The following topics will be covered: Mitosis and Meiosis, Mendelian Genetics, Modification of Mendelian Ratios, Chromosome Mutations: Variation in Number and Arrangement, Linkage and Chromosome Mapping in Eukaryotes, DNA Structure and Analysis, DNA Replication and Synthesis, Chromosome Structure and DNA Sequence Organization, The Genetic Code and Transcription, Translation and Proteins, Gene Mutation, DNA repair, and Transposition, Recombinant DNA Technology, Quantitative Genetics, Population Genetics, Evolutionary Genetics and Conservation Genetics.

The exercises include demonstrations, calculations, lab exercises and are intended to give the students practice in conducting basic genetic analysis and experience in central techniques of molecular biology.
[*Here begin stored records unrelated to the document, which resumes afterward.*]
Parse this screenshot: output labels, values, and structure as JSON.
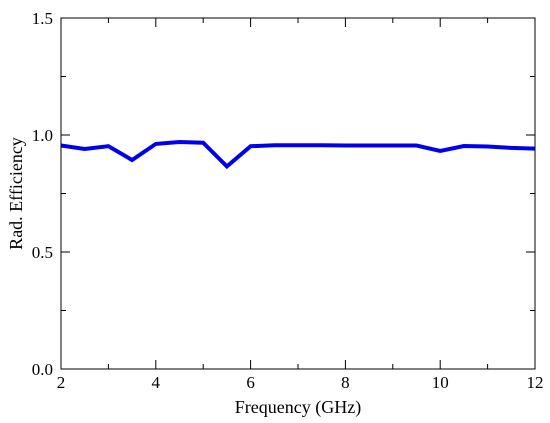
{
  "chart_data": {
    "type": "line",
    "title": "",
    "xlabel": "Frequency  (GHz)",
    "ylabel": "Rad. Efficiency",
    "xlim": [
      2,
      12
    ],
    "ylim": [
      0.0,
      1.5
    ],
    "x_ticks": [
      2,
      4,
      6,
      8,
      10,
      12
    ],
    "x_tick_labels": [
      "2",
      "4",
      "6",
      "8",
      "10",
      "12"
    ],
    "y_ticks": [
      0.0,
      0.5,
      1.0,
      1.5
    ],
    "y_tick_labels": [
      "0.0",
      "0.5",
      "1.0",
      "1.5"
    ],
    "x_minor_step": 1,
    "y_minor_step": 0.25,
    "grid": false,
    "legend": "none",
    "series": [
      {
        "color": "#0000ee",
        "x": [
          2.0,
          2.5,
          3.0,
          3.5,
          4.0,
          4.5,
          5.0,
          5.5,
          6.0,
          6.5,
          7.0,
          7.5,
          8.0,
          8.5,
          9.0,
          9.5,
          10.0,
          10.5,
          11.0,
          11.5,
          12.0
        ],
        "y": [
          0.955,
          0.94,
          0.952,
          0.893,
          0.962,
          0.97,
          0.967,
          0.866,
          0.952,
          0.956,
          0.956,
          0.956,
          0.955,
          0.955,
          0.955,
          0.955,
          0.932,
          0.953,
          0.951,
          0.945,
          0.942
        ]
      }
    ]
  }
}
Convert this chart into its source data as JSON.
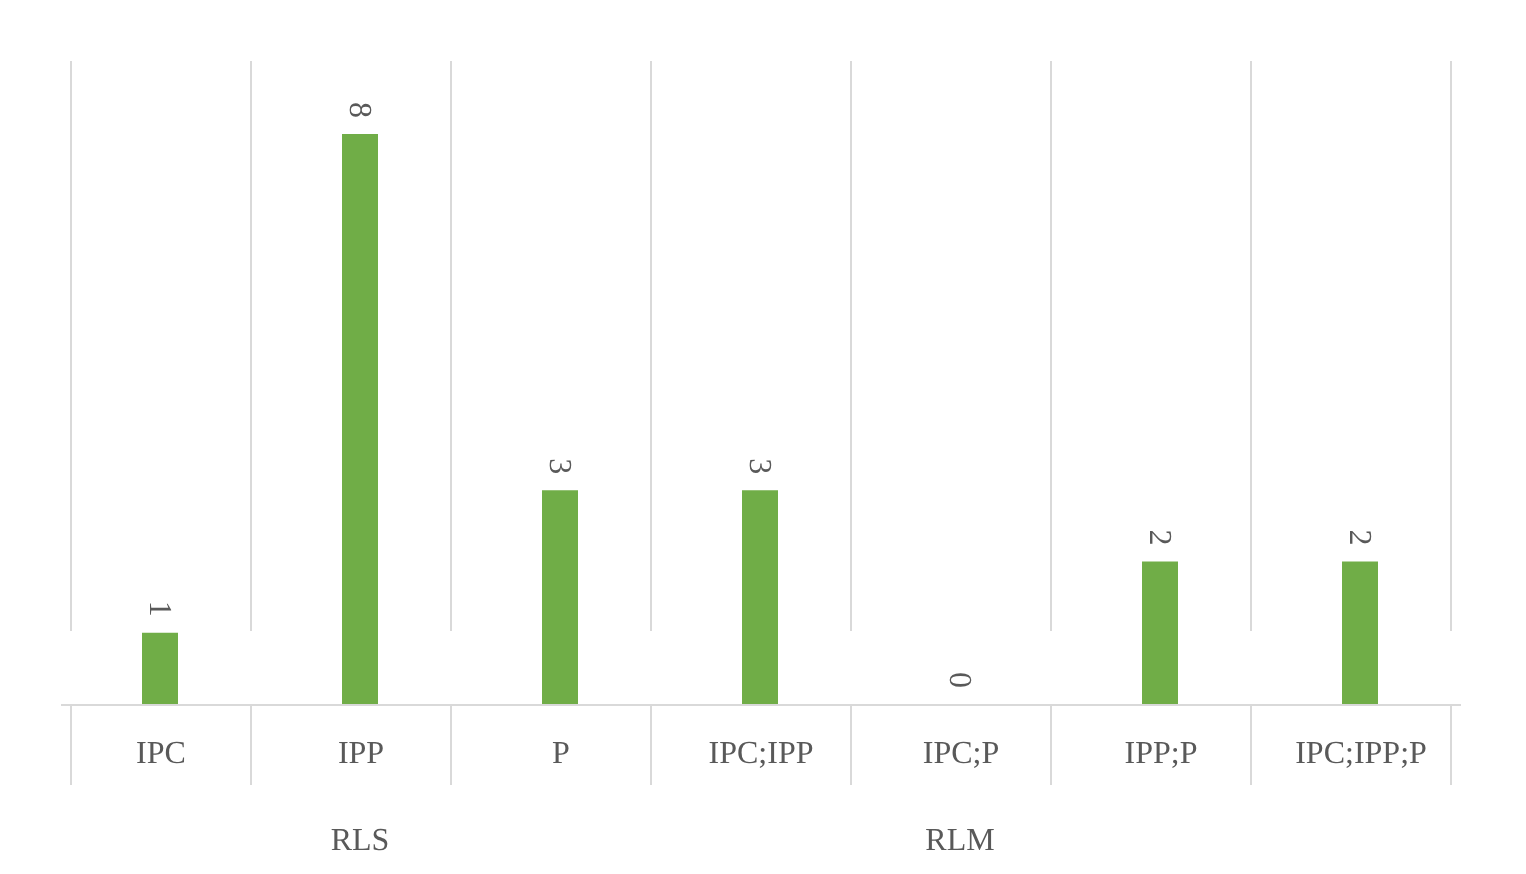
{
  "chart_data": {
    "type": "bar",
    "categories": [
      "IPC",
      "IPP",
      "P",
      "IPC;IPP",
      "IPC;P",
      "IPP;P",
      "IPC;IPP;P"
    ],
    "values": [
      1,
      8,
      3,
      3,
      0,
      2,
      2
    ],
    "color": "#70ad47",
    "data_labels": true,
    "grid": "x",
    "annotations": [
      "RLS",
      "RLM"
    ]
  }
}
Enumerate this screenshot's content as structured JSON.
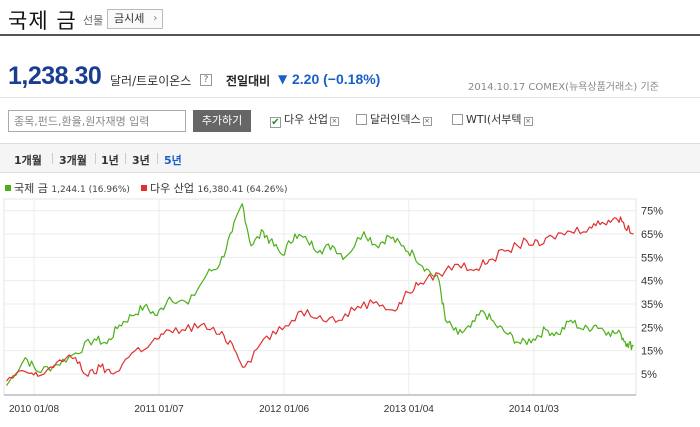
{
  "header": {
    "title": "국제 금",
    "subtitle": "선물",
    "sise_button": "금시세"
  },
  "quote": {
    "price": "1,238.30",
    "unit": "달러/트로이온스",
    "help": "?",
    "change_label": "전일대비",
    "change": "2.20 (−0.18%)",
    "date_source": "2014.10.17  COMEX(뉴욕상품거래소) 기준"
  },
  "compare": {
    "search_placeholder": "종목,펀드,환율,원자재명 입력",
    "add_button": "추가하기",
    "items": [
      {
        "label": "다우 산업",
        "checked": true
      },
      {
        "label": "달러인덱스",
        "checked": false
      },
      {
        "label": "WTI(서부텍",
        "checked": false
      }
    ]
  },
  "periods": [
    "1개월",
    "3개월",
    "1년",
    "3년",
    "5년"
  ],
  "active_period": "5년",
  "colors": {
    "gold": "#4caf1a",
    "dow": "#e03030",
    "price": "#1a3d92",
    "change": "#1a5fc8"
  },
  "legend": [
    {
      "name": "국제 금",
      "value": "1,244.1 (16.96%)"
    },
    {
      "name": "다우 산업",
      "value": "16,380.41 (64.26%)"
    }
  ],
  "chart_data": {
    "type": "line",
    "x_ticks": [
      "2010 01/08",
      "2011 01/07",
      "2012 01/06",
      "2013 01/04",
      "2014 01/03"
    ],
    "y_ticks": [
      "5%",
      "15%",
      "25%",
      "35%",
      "45%",
      "55%",
      "65%",
      "75%"
    ],
    "ylim": [
      -4,
      80
    ],
    "grid": true,
    "series": [
      {
        "name": "국제 금",
        "color": "#4caf1a",
        "t": [
          2009.8,
          2009.95,
          2010.05,
          2010.2,
          2010.35,
          2010.5,
          2010.6,
          2010.7,
          2010.8,
          2010.9,
          2011.0,
          2011.1,
          2011.25,
          2011.4,
          2011.5,
          2011.6,
          2011.68,
          2011.75,
          2011.85,
          2011.9,
          2012.0,
          2012.1,
          2012.2,
          2012.3,
          2012.4,
          2012.5,
          2012.65,
          2012.75,
          2012.85,
          2012.95,
          2013.05,
          2013.15,
          2013.25,
          2013.3,
          2013.4,
          2013.5,
          2013.6,
          2013.7,
          2013.8,
          2013.9,
          2014.0,
          2014.1,
          2014.2,
          2014.3,
          2014.4,
          2014.5,
          2014.6,
          2014.7,
          2014.75,
          2014.8
        ],
        "v": [
          0,
          12,
          6,
          9,
          14,
          20,
          18,
          26,
          30,
          34,
          30,
          38,
          35,
          48,
          52,
          66,
          78,
          60,
          66,
          62,
          56,
          65,
          62,
          58,
          60,
          55,
          66,
          60,
          64,
          60,
          56,
          50,
          45,
          28,
          22,
          25,
          32,
          26,
          22,
          18,
          20,
          24,
          22,
          28,
          24,
          26,
          23,
          22,
          18,
          17
        ]
      },
      {
        "name": "다우 산업",
        "color": "#e03030",
        "t": [
          2009.8,
          2009.95,
          2010.05,
          2010.2,
          2010.35,
          2010.45,
          2010.55,
          2010.65,
          2010.8,
          2010.95,
          2011.05,
          2011.2,
          2011.35,
          2011.5,
          2011.6,
          2011.7,
          2011.85,
          2012.0,
          2012.15,
          2012.3,
          2012.45,
          2012.6,
          2012.75,
          2012.9,
          2013.0,
          2013.1,
          2013.25,
          2013.4,
          2013.55,
          2013.65,
          2013.8,
          2013.95,
          2014.05,
          2014.15,
          2014.3,
          2014.45,
          2014.55,
          2014.65,
          2014.72,
          2014.8
        ],
        "v": [
          2,
          6,
          4,
          10,
          12,
          4,
          8,
          5,
          14,
          18,
          22,
          24,
          26,
          22,
          18,
          8,
          20,
          24,
          32,
          30,
          28,
          34,
          36,
          32,
          40,
          44,
          48,
          52,
          50,
          54,
          58,
          62,
          60,
          64,
          66,
          68,
          70,
          72,
          70,
          65
        ]
      }
    ]
  }
}
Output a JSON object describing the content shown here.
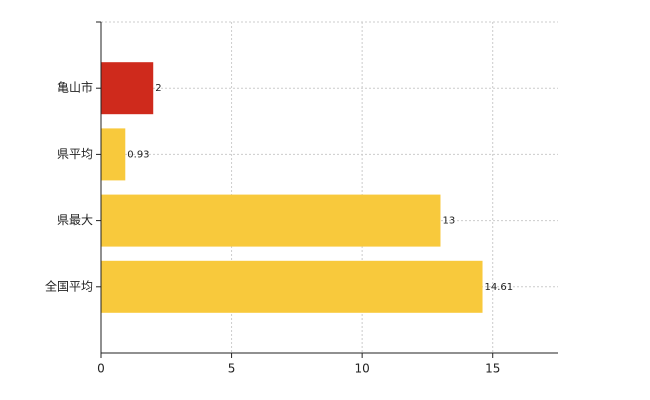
{
  "chart_data": {
    "type": "bar",
    "orientation": "horizontal",
    "categories": [
      "亀山市",
      "県平均",
      "県最大",
      "全国平均"
    ],
    "values": [
      2,
      0.93,
      13,
      14.61
    ],
    "colors": [
      "#cf2a1c",
      "#f8c93c",
      "#f8c93c",
      "#f8c93c"
    ],
    "xlim": [
      0,
      17.5
    ],
    "xticks": [
      0,
      5,
      10,
      15
    ],
    "grid": true
  }
}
This course gives the student basic knowledge in

• Classical genetics
• Molecular genetics
• Population and quantitative genetics

Knowledge

The student

• Can describe processes involved in mitosis and meiosis and explain the consequences of crossing over in meiosis.
• Can explain how Mendel's postulates describe the inheritance of certain traits, give examples of deviations from Mendelian ratios, and explain what is meant by quantitative inheritance.
• Can describe the structure of proteins, genes, chromosomes and DNA, and explain processes involved in replication, transcription and translation.
• Can explain how transcription and translation are regulated in prokaryotes and eukaryotes.
• Can describe how mutations at chromosome and gene level occur and give examples of how this can affect phenotype.
• Can describe basic and new methods in recombinant DNA technology.
• Can describe the main principles behind different types of sequence data (at DNA, RNA and protein level) and bioinformatics.
• Can explain the assumptions, uses and limitations of the Hardy-Weinberg law.
• Can describe how allele and genotype frequencies vary, and how this can lead to isolated populations and new species over time.
• Can elucidate genetic mechanisms important for ecology and nature management.

Skills

The student

• Can apply formulas and simple statistical methods to, among other things, determine geno- and phenotype frequencies, the order of genes on a chromosome, calculate heritability for quantitative traits, and investigate changes in allele- and genotype frequencies.
• Can interpret important terms in classical genetics, molecular genetics, population- and quantitative genetics as a preparation for more advanced subjects in biotechnology, microbiology, molecular biology and genetics.
• Can carry out practical experiments in genetics, and report and evaluate the results.

Transferrable skills

The student

• Can collaborate with other students and present own work.
• Can evaluate own and other students' work.
• Can use feedback on own achievements to further develop own knowledge.
• Can meet deadlines.

The students will receive a grade for the part of the curriculum that is taught as cooperative learning. This grade is based on points that the students collect through the different activities in the module. This part of the curriculum will not be part of the final exam. The grade received from cooperative learning accounts for 25% of the final grade.

The parts of the curriculum that are not covered by cooperative learning will be tested in a final exam of 3 hours. This exam will account for 75% of the final grade and is graded A-F. The final exam is a multiple choice test. Permitted aids code B1.